Communication & Confidence.
Change Your Words, Change Your Worldview
Change Your Words, Change Your Worldview

Change Your Words, Change Your Worldview

Cleaning some research files, I stumble across this evocative statement:

The Social model of disability …the general term disability is applied not because of an inability to function but rather because of an innate inability to operate by modern society’s standards… For example in a pre-literate society, someone with Dyslexia would have no problem functioning and would not be considered disabled. In a pre-urban society, an individual with autism, toiling long hours over the same task in a field, may stand out less nor be in need of ‘care’. 

I understand this to mean that a difference is not necessarily a disability. What makes a disability a disability is not doing things the same way as everybody else; an “inability to operate by modern society’s standards.”
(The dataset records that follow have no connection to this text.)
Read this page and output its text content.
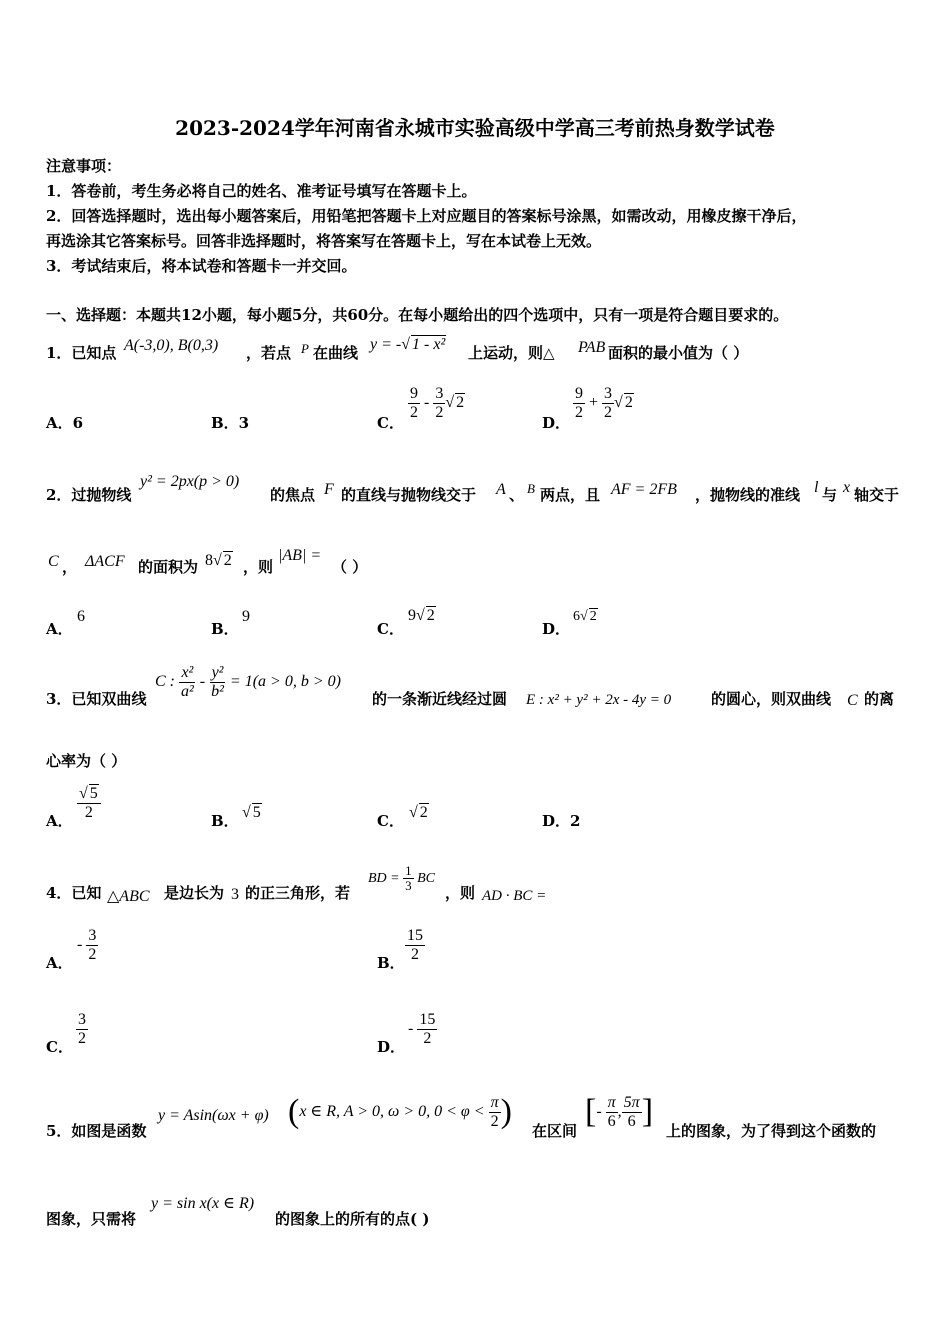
2023-2024学年河南省永城市实验高级中学高三考前热身数学试卷
注意事项：
1．答卷前，考生务必将自己的姓名、准考证号填写在答题卡上。
2．回答选择题时，选出每小题答案后，用铅笔把答题卡上对应题目的答案标号涂黑，如需改动，用橡皮擦干净后，
再选涂其它答案标号。回答非选择题时，将答案写在答题卡上，写在本试卷上无效。
3．考试结束后，将本试卷和答题卡一并交回。
一、选择题：本题共12小题，每小题5分，共60分。在每小题给出的四个选项中，只有一项是符合题目要求的。
1．已知点 A(-3,0), B(0,3) ，若点 P 在曲线 y = -√ 1 - x² 上运动，则△ PAB 面积的最小值为（ ）
A．6	B．3	C．
$\frac{9}{2} - \frac{3}{2}$ √ 2
D．
$\frac{9}{2} + \frac{3}{2}$ √ 2
2．过抛物线
y² = 2px(p > 0)
的焦点 F 的直线与抛物线交于 A 、 B 两点，且 AF = 2FB ，抛物线的准线 l 与 x 轴交于
C ， ΔACF 的面积为 8√ 2 ，则
|AB| =
（ ）
A．
6
B．
9
C．
9√ 2
D．
6√ 2
3．已知双曲线
C : $\frac{\text{x²}}{\text{a²}} - \frac{\text{y²}}{\text{b²}} = 1(a > 0$, b > 0)
的一条渐近线经过圆 E : x² + y² + 2x - 4y = 0	的圆心，则双曲线 C 的离
心率为（ ）
A． $\frac{√ 5}{2}$	B． √ 5	C． √ 2	D．2
4．已知 △ABC 是边长为 3 的正三角形，若
BD = $\frac{1}{3}$ BC
，则 AD · BC =
A．
- $\frac{3}{2}$	B． $\frac{15}{2}$
C． $\frac{3}{2}$	D．
- $\frac{15}{2}$
5．如图是函数
y = Asin(ωx + φ) (x ∈ R, A > 0, ω > 0, $0 < \varphi < \frac{\pi}{2}$ )
在区间
[- $\frac{\pi}{6}$ , $\frac{5\pi}{6}$ ]
上的图象，为了得到这个函数的
图象，只需将
y = sin x(x ∈ R)
的图象上的所有的点( )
That quote reminds us of two things:

1. How important language is. According to the quote above, a disability doesn’t exist until we label and define it. Thus is the power of language.
2. Why creativity is crushed in school. If we call operating outside of society’s norms ‘disabled’ you can see that coloring outside the lines is not going to be encouraged. This demonstrates the power of language to shape our thinking (which shapes our education, which shapes our thinking).

Where does your language create disability? Where does your thinking disable or enable others?

Reference
Dalton, N. S. (2013). Neurodiversity HCI. interactions, 20(2) pp. 72–75.